Bueno y necesario, indispensable es todo ello. Pero nada de ello se conseguirá sin la fuerza de un pueblo movido, alentado por un gran ideal, por un ideal superior. Y difícilmente se desplegará tal ideal y se alcanzará tal fuerza si sólo nos movemos por objetivos de tipo “negativo”, reactivo, de oposición. Por objetivos que, como los que acabo de recordar, consisten, en últimas, en oponerse a otros proyectos, en cerrar el paso a otros idearios.
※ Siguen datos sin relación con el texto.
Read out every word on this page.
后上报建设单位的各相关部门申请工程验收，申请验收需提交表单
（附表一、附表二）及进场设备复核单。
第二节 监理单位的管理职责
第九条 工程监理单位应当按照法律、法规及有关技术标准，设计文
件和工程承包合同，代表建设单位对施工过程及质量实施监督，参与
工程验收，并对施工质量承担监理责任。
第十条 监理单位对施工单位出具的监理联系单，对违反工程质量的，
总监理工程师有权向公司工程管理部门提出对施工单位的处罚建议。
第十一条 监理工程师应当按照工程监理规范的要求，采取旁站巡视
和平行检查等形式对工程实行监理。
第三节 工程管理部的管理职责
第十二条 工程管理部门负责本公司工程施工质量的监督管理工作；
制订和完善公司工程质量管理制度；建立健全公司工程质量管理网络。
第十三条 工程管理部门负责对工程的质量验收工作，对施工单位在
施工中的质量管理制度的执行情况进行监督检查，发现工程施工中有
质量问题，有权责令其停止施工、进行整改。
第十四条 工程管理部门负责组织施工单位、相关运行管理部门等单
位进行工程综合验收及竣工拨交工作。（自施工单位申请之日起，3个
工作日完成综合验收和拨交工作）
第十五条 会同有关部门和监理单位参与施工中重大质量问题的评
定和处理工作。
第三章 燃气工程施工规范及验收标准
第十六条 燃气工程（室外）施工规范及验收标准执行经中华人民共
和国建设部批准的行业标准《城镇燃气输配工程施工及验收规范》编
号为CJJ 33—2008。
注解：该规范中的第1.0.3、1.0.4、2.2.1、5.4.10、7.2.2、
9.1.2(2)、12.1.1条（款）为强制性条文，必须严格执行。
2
Nada se conseguirá sin la fuerza de un pueblo movido por un gran ideal, por un ideal superior
Unos idearios —los de los progres— que sí son afirmativos, sí tienen una especie de proyecto de mundo que ofrecer. Un proyecto que aniquila, es cierto, al mundo; un proyecto propiamente in-mundo, pero un proyecto, al fin y al cabo, una afirmación, una ilusión… Nosotros no. Todo lo que tenemos son objetivos “defensivos”. Objetivos absolutamente indispensables para defendernos de la amenaza que tanto los progres liberales de derechas como los progres de izquierdas ejercen sobre la civilización. Pero nada de ello configura un nuevo proyecto de mundo, una nueva y estimulante concepción de las cosas, una nueva e ilusionante cosmovisión que conserve (o recupere) el aliento que les permitía a nuestros antepasados forjarse un destino en el cual, junto con ruindades y miserias que siempre existirán, latían la grandeza y la belleza.
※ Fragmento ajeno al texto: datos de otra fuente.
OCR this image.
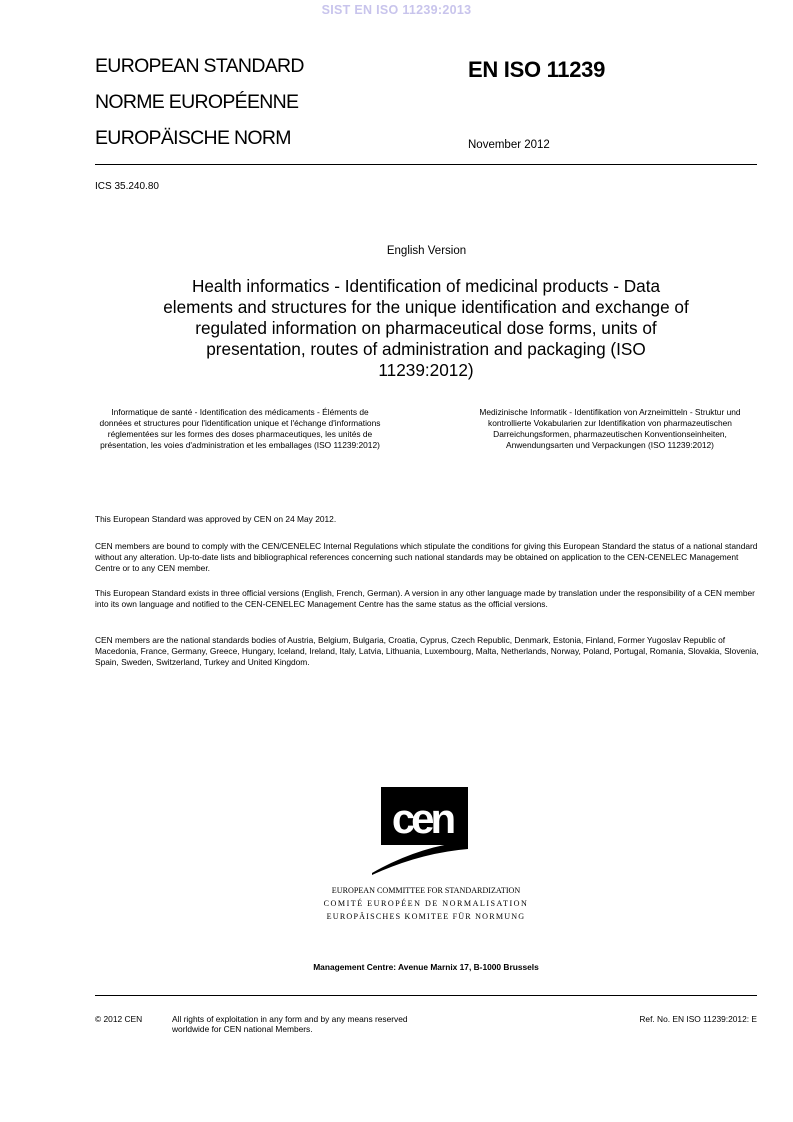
SIST EN ISO 11239:2013
EUROPEAN STANDARD
NORME EUROPÉENNE
EUROPÄISCHE NORM
EN ISO 11239
November 2012
ICS 35.240.80
English Version
Health informatics - Identification of medicinal products - Data elements and structures for the unique identification and exchange of regulated information on pharmaceutical dose forms, units of presentation, routes of administration and packaging (ISO 11239:2012)
Informatique de santé - Identification des médicaments - Éléments de données et structures pour l'identification unique et l'échange d'informations réglementées sur les formes des doses pharmaceutiques, les unités de présentation, les voies d'administration et les emballages (ISO 11239:2012)
Medizinische Informatik - Identifikation von Arzneimitteln - Struktur und kontrollierte Vokabularien zur Identifikation von pharmazeutischen Darreichungsformen, pharmazeutischen Konventionseinheiten, Anwendungsarten und Verpackungen (ISO 11239:2012)
This European Standard was approved by CEN on 24 May 2012.
CEN members are bound to comply with the CEN/CENELEC Internal Regulations which stipulate the conditions for giving this European Standard the status of a national standard without any alteration. Up-to-date lists and bibliographical references concerning such national standards may be obtained on application to the CEN-CENELEC Management Centre or to any CEN member.
This European Standard exists in three official versions (English, French, German). A version in any other language made by translation under the responsibility of a CEN member into its own language and notified to the CEN-CENELEC Management Centre has the same status as the official versions.
CEN members are the national standards bodies of Austria, Belgium, Bulgaria, Croatia, Cyprus, Czech Republic, Denmark, Estonia, Finland, Former Yugoslav Republic of Macedonia, France, Germany, Greece, Hungary, Iceland, Ireland, Italy, Latvia, Lithuania, Luxembourg, Malta, Netherlands, Norway, Poland, Portugal, Romania, Slovakia, Slovenia, Spain, Sweden, Switzerland, Turkey and United Kingdom.
cen
EUROPEAN COMMITTEE FOR STANDARDIZATION
COMITÉ EUROPÉEN DE NORMALISATION
EUROPÄISCHES KOMITEE FÜR NORMUNG
Management Centre: Avenue Marnix 17, B-1000 Brussels
© 2012 CEN	All rights of exploitation in any form and by any means reserved
worldwide for CEN national Members.
Ref. No. EN ISO 11239:2012: E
Pero entendámoslo bien. Lo que se trata de conservar (o de recuperar) es la exigencia de un aliento espiritual; no el contenido, no las modalidades, no las expresiones que este aliento tenía en la Antigüedad pagana, o en la Cristiandad medieval, o en el Renacimiento pagano-cristiano, o en el Antiguo Régimen, o en lo que pudiera quedar de dicho aliento en los primeros tiempos del Nuevo (y actual) Régimen.
De lo que se trata es de la embriagadora (y difícil) tarea de forjar un nuevo aliento, un nuevo espíritu, un nuevo proyecto de mundo que dé sentido, grandeza y belleza al destino de los hombres que, sumidos en la materialidad de la existencia, carecen de un destino fijado por un Dios, expresado en la figura simbólica de un Monarca, plasmado en las normas intangibles de una Tradición.
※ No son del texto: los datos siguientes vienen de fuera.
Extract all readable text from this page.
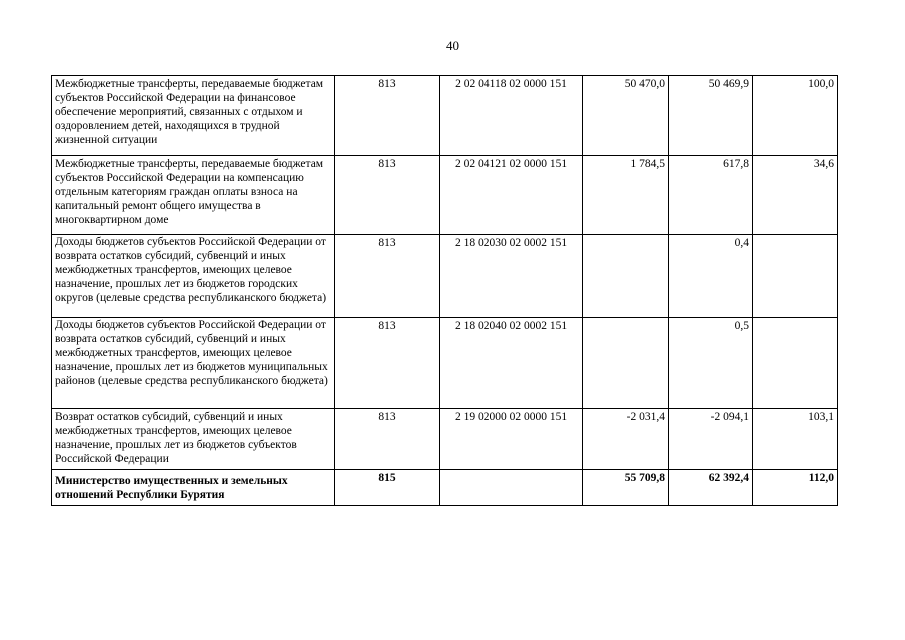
40
Межбюджетные трансферты, передаваемые бюджетам субъектов Российской Федерации на финансовое обеспечение мероприятий, связанных с отдыхом и оздоровлением детей, находящихся в трудной жизненной ситуации	813	2 02 04118 02 0000 151	50 470,0	50 469,9	100,0
Межбюджетные трансферты, передаваемые бюджетам субъектов Российской Федерации на компенсацию отдельным категориям граждан оплаты взноса на капитальный ремонт общего имущества в многоквартирном доме	813	2 02 04121 02 0000 151	1 784,5	617,8	34,6
Доходы бюджетов субъектов Российской Федерации от возврата остатков субсидий, субвенций и иных межбюджетных трансфертов, имеющих целевое назначение, прошлых лет из бюджетов городских округов (целевые средства республиканского бюджета)	813	2 18 02030 02 0002 151		0,4	
Доходы бюджетов субъектов Российской Федерации от возврата остатков субсидий, субвенций и иных межбюджетных трансфертов, имеющих целевое назначение, прошлых лет из бюджетов муниципальных районов (целевые средства республиканского бюджета)	813	2 18 02040 02 0002 151		0,5	
Возврат остатков субсидий, субвенций и иных межбюджетных трансфертов, имеющих целевое назначение, прошлых лет из бюджетов субъектов Российской Федерации	813	2 19 02000 02 0000 151	-2 031,4	-2 094,1	103,1
Министерство имущественных и земельных отношений Республики Бурятия	815		55 709,8	62 392,4	112,0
¿Es posible semejante cosa? ¡Claro que lo es! No se trata de ningún delirio. Aunque nuestro número todavía es insignificante a escala global, ahí estamos quienes, marcados por la Libertad y su indeterminación, quienes no teniendo ni Dios, ni Ley, ni Tradición que determine nuestros pasos, sí estamos imbuidos de un profundo sentido espiritual, de una profunda ansia por lo hermoso y por lo grande, por lo noble y por lo heroico —y dejo de decir palabras que constituyen, hoy, auténticas groserías (y a lo mejor, dentro de poco, auténticos delitos).
Pero la pregunta no es si semejante proyecto de mundo es posible en sí mismo. La pregunta es si semejante proyecto es posible para el mundo. Y posible para el mundo significa hoy: posible para todo el mundo —para la inmensa mayoría, en fin.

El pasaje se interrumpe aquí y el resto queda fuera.